In its paper on motor insurance the Transport Committee, which examines the performance of the Department for Transport, concluded the Government must:
• Outlaw insurance payouts for whiplash injuries before medical examinations
• Prevent solicitors commissioning medical reports on whiplash and other soft tissue injuries from medical experts who aren’t genuinely independent
• Ban solicitors from generating more work by offering inducements, such as cash or tablet computers, to encourage people to make a claim
Chair of the Transport Committee Louise Ellman MP said: “This is our fourth report on the cost of motor insurance and while premiums are now falling, aspects of the market remain dysfunctional and have encouraged criminality to take root. Further action is still required to tackle fraud whilst protecting genuine claimants.”

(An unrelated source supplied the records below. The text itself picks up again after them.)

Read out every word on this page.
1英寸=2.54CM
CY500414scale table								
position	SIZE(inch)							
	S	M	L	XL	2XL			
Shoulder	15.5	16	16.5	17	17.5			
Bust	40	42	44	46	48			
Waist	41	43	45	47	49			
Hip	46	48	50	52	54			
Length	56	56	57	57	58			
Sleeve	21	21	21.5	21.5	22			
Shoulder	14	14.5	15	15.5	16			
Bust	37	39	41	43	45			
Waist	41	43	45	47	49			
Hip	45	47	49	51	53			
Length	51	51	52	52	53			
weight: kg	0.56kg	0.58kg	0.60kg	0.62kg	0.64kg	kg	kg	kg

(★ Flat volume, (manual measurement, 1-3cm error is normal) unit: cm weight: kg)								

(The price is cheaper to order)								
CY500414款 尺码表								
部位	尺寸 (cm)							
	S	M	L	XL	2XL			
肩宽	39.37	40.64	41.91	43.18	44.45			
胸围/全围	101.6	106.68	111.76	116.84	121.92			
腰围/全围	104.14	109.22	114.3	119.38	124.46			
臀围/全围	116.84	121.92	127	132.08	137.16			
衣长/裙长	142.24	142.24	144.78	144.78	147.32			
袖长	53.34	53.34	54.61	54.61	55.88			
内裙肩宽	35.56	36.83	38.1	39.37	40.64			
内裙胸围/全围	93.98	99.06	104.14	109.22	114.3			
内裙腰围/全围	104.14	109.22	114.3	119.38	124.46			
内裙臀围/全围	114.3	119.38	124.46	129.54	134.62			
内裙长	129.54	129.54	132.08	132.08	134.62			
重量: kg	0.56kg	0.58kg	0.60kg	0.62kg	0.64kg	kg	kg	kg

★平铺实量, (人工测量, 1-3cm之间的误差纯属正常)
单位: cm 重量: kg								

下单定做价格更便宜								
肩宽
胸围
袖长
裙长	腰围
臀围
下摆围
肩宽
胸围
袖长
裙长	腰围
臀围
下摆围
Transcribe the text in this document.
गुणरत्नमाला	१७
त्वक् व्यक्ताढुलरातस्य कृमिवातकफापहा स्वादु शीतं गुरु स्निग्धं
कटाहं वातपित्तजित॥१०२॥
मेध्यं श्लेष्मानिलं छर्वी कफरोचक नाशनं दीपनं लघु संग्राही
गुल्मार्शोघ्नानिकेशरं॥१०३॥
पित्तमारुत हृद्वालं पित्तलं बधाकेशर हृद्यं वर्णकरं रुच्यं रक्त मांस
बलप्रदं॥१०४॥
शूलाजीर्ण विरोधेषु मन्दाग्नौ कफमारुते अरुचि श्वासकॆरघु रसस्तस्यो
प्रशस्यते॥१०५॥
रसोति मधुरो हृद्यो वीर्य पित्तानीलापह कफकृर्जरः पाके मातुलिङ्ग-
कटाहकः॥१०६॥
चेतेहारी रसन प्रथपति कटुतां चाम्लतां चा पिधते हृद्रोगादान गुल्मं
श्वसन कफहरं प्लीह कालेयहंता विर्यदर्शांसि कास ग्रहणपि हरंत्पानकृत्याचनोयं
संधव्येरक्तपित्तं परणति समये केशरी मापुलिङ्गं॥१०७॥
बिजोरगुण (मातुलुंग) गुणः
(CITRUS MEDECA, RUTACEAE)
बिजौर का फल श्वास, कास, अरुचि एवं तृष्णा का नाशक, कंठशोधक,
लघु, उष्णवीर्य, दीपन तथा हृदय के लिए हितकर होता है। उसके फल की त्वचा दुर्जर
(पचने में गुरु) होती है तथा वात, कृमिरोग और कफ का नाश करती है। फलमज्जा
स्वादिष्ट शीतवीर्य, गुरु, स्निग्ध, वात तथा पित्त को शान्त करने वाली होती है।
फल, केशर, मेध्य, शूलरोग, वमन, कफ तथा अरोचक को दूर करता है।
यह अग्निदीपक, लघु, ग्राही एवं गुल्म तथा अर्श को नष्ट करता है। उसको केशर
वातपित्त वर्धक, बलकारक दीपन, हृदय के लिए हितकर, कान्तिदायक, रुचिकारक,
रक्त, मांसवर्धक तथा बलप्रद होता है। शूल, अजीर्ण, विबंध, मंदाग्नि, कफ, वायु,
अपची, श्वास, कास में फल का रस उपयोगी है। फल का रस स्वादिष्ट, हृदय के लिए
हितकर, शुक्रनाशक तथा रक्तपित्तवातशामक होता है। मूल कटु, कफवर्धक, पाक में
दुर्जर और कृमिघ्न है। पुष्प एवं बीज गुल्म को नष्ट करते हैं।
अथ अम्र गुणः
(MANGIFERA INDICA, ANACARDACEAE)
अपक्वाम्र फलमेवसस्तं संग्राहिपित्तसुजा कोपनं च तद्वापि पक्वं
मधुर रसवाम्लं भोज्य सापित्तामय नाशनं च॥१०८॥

However, motor industry experts believe it will take more to cut back on fraudulent claims. Simon Marsh from in-car camera company SmartWitness said: “The good thing is it will deter opportunists who think nothing of claiming because ‘that’s what insurance is for’.
“What it won’t do is stop criminal gangs. Unlike breaking a limb, there are no physical symptoms of whiplash that can’t be faked. And for the less scrupulous in our society, being offered a share of a hefty insurance payout will bring out acting skills Kenneth Branagh would be proud of. Even a medical panel will struggle to get to the truth.”
The report also wants the Government to give courts the power to strike out insurance claims that involve gross exaggeration. It wants data sharing about potentially fraudulent claims between insurers and solicitors to be compulsory rather than voluntary. And it calls on the Government to press the Solicitors Regulation Authority to stop some solicitors from maximising their income by commissioning unnecessary psychological evaluations.